Appello per i Fucilieri di Marina in ostaggio in India

Il Generale Fernando Termentini, apprezzato editorialista, ha indirizzato una lettera aperta a Terzi in riferimento al caso dei marò detenuti nel paese asiatico. Di seguito ve la riportiamo integralmente, certi che la stessa interpreti il pensiero della moltitudine degli Italiani.

“Signor Ministro,

si accavallano notizie su un ulteriore possibile slittamento in avanti della sentenza dell’Alla Suprema Corte dell’India sulla sorte dei due nostri due Fucilieri in ostaggio di quella Nazione ormai da quasi sette mesi.

Notizie che trovano riscontro in Agenzie di stampa accreditate ed affidabili per cui in noi,  semplici cittadini vicini ai due nostri Fucilieri di Marina in ostaggio di uno Stato straniero da quasi sette mesi, sorge il ragionevole dubbio che risponda a verità quanto riferito. Comunicati, peraltro, in contrasto  con le comunicazioni del Suo Ministero.

Dubbi avvalorati dal silenzio del Suo Ufficio stampa che continua a tacere sulla situazione e non conferma né smentisce le Agenzie a cui ci si riferisce. Un silenzio però che dimostra di condividerne  i contenuti pur senza spiegarne i motivi, rivedendo antiche tradizioni del MAE che notoriamente non riferisce ai cittadini.

Un silenzio che se in tempi passati poteva essere condivisibile per garantire una certa riservatezza nella gestione del problema, ora non lo è perché si ritiene assolutamente pleonastico dopo sette mesi  appellarsi ancora a riservatezza.

Chiediamo solo aggiornamenti su una vicenda assolutamente non riservata e ormai nota a tutti anche nei dettagli,  sulla quale da mesi si sta disquisendo. Informazioni che credo rappresentino un diritto che deve essere garantito da uno Stato democratico in particolare a cittadini preoccupati per la sorte di due connazionali impegnati, per dovere istituzionale, a difendere la sicurezza nazionale all’estero ed in Italia, compito che li ha portati ad essere coinvolti nei noti eventi. 

Un onere quello di fornire informazioni aggiornate che dovrebbe rappresentare un obbligo soprattutto nel  rispetto dei due nostri militari che stanno dimostrando un pregevole attaccamento alle istituzioni con modestia e nello stesso tempo con fierezza, come peraltro mi sembra di ricordare che Lei stesso ha avuto modo di apprezzare in occasione della sua recente visita in India.

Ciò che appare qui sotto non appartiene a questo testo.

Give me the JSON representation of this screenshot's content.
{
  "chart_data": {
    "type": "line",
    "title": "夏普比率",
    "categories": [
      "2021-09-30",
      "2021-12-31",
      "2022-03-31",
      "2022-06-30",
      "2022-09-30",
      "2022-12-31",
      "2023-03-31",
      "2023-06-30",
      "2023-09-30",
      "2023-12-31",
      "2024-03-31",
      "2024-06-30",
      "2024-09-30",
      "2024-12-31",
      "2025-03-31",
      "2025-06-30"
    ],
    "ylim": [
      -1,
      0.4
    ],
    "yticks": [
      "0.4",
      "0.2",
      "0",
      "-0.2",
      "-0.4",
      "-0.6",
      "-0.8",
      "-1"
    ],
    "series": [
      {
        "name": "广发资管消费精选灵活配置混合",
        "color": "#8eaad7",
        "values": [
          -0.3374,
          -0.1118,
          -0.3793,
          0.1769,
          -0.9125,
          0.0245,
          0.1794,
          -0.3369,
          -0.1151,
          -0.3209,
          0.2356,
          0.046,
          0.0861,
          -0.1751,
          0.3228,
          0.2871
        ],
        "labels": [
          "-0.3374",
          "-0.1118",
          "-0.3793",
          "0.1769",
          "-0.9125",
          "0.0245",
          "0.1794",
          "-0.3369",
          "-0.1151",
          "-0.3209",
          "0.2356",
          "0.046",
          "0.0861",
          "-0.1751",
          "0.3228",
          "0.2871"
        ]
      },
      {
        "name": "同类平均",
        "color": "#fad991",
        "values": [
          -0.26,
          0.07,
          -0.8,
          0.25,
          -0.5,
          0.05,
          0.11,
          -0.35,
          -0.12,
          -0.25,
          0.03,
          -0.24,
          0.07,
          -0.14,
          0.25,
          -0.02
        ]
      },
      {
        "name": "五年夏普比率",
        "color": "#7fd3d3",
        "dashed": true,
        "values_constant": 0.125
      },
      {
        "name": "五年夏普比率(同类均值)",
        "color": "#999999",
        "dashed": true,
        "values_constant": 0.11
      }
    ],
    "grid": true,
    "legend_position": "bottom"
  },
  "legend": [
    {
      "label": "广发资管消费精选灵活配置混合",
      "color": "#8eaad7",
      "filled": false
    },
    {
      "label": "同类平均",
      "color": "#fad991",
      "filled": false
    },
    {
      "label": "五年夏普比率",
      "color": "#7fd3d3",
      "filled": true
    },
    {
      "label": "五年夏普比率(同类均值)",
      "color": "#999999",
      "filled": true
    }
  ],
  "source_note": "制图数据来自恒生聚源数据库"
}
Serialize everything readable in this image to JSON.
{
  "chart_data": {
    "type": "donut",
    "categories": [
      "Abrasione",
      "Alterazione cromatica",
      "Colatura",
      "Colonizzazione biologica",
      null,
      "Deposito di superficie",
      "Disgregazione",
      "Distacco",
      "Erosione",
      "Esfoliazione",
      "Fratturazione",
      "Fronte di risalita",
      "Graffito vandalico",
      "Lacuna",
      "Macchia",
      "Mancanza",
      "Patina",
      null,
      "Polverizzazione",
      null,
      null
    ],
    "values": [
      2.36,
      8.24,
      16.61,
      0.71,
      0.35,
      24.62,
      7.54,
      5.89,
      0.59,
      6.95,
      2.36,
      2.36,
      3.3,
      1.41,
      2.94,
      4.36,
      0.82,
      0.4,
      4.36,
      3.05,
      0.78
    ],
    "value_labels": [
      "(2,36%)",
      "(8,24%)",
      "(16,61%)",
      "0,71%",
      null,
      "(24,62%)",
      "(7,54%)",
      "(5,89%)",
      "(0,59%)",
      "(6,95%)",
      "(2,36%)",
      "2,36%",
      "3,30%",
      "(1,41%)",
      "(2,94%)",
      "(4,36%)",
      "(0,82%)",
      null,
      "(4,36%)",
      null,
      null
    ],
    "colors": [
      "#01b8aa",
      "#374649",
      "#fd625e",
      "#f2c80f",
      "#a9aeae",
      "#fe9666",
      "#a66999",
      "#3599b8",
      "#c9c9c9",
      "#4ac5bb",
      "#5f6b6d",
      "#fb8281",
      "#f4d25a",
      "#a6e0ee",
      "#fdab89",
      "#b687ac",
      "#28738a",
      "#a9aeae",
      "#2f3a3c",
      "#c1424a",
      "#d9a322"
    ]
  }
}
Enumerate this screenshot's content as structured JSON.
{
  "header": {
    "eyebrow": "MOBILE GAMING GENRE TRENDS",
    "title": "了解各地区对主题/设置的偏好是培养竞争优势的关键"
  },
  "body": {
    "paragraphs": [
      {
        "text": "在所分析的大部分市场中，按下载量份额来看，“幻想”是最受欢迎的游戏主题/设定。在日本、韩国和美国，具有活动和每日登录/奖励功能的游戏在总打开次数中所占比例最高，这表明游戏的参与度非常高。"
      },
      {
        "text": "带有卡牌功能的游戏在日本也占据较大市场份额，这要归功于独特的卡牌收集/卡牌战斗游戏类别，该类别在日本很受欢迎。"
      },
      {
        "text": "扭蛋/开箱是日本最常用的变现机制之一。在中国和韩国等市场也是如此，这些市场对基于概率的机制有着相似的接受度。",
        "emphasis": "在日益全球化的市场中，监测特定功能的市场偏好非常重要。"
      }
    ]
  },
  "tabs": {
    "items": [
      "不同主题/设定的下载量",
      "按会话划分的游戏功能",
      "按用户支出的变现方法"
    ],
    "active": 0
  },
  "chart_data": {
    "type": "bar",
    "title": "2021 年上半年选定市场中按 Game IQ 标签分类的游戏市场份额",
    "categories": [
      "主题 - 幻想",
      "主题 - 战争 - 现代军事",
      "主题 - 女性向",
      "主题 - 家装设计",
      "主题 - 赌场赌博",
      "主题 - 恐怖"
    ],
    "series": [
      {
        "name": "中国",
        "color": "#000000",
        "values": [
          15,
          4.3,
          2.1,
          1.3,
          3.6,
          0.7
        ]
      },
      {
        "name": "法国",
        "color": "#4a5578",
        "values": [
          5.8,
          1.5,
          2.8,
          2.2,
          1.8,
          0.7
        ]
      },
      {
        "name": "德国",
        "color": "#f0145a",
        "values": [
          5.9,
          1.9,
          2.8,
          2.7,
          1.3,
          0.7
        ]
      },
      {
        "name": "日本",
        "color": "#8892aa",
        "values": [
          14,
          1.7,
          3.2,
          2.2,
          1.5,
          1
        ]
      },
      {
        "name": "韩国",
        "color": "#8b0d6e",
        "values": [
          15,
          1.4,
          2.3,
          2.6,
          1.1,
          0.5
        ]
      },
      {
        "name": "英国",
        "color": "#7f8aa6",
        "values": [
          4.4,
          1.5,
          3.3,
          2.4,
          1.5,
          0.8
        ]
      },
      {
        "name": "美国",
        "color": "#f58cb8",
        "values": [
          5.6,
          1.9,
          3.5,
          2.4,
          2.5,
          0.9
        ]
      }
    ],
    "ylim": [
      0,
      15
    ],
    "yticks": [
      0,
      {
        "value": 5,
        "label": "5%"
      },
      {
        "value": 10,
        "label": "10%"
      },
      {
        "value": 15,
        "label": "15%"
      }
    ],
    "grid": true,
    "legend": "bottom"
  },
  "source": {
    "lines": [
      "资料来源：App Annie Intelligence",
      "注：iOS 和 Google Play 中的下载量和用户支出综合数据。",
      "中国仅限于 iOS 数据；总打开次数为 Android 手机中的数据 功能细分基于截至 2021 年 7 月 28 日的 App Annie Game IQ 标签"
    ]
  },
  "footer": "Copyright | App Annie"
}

A tale riguardo, quindi, Signor Ministro è mia personale opinione e credo anche quella di molti cittadini italiani, che non sia più possibile accettare notizie affidate ai “sentito dire” o a fonti diverse da quelle istituzionali. Parimenti, non credo che possa essere compromessa la sorte di Massimiliano e Salvatore informandola Nazione sull’andamento di  un iter processuale che ormai sembra più una farsa piuttosto che una sana applicazione del diritto a tutela dei diritti dell’uomo. Un’informazione che ci dica anche in maniera puntuale su quanto stia facendo in termini concreti il nostro Paese perché la vicenda trovi una conclusione, oltre alle annunciate dichiarazioni di intenti che sembrano però rimanere tali .

Forse in questo momento non sarebbe nemmeno inopportuno far sentire la Sua voce in un  contesto quale quello dell’Assemblea Generale delle Nazioni Unite, presso la quale si trova insieme al nostro Premier, denunciando ufficialmente l’approccio che l’India sta tenendo nei confronti dei nostri militari e di tutta l’Italia, avulsi almeno per una volta da qualsiasi condizionamento indotto dalle comuni prassi diplomatiche, ma proponendo nella sua interezza l’indignazione di un Paese per come vengono trattati propri militari, peraltro impegnati a far rispettare accordi internazionali sottoscritti sotto l’egida delle Nazioni Unite e relativi al contrasto della pirateria marittima.

Signor Ministro, mi permetto di far osservare che la Nazione tutta ha ormai il diritto di conoscere in tempo reale ed  in maniera certa quello che sta accadendo. Chiediamo aggiornamenti su un processo pubblico e non su un’azione dell’Intelligence nazionale. Non credo, peraltro, che si possa richiamare la tutela della riservatezza per non compromettere le decisioni di un Tribunale Supremo, quasi che la Corte indiana potesse essere influenzata da iniziative parallele.

Fiducioso e fiduciosi nella Sua opera attendiamo di essere informati”.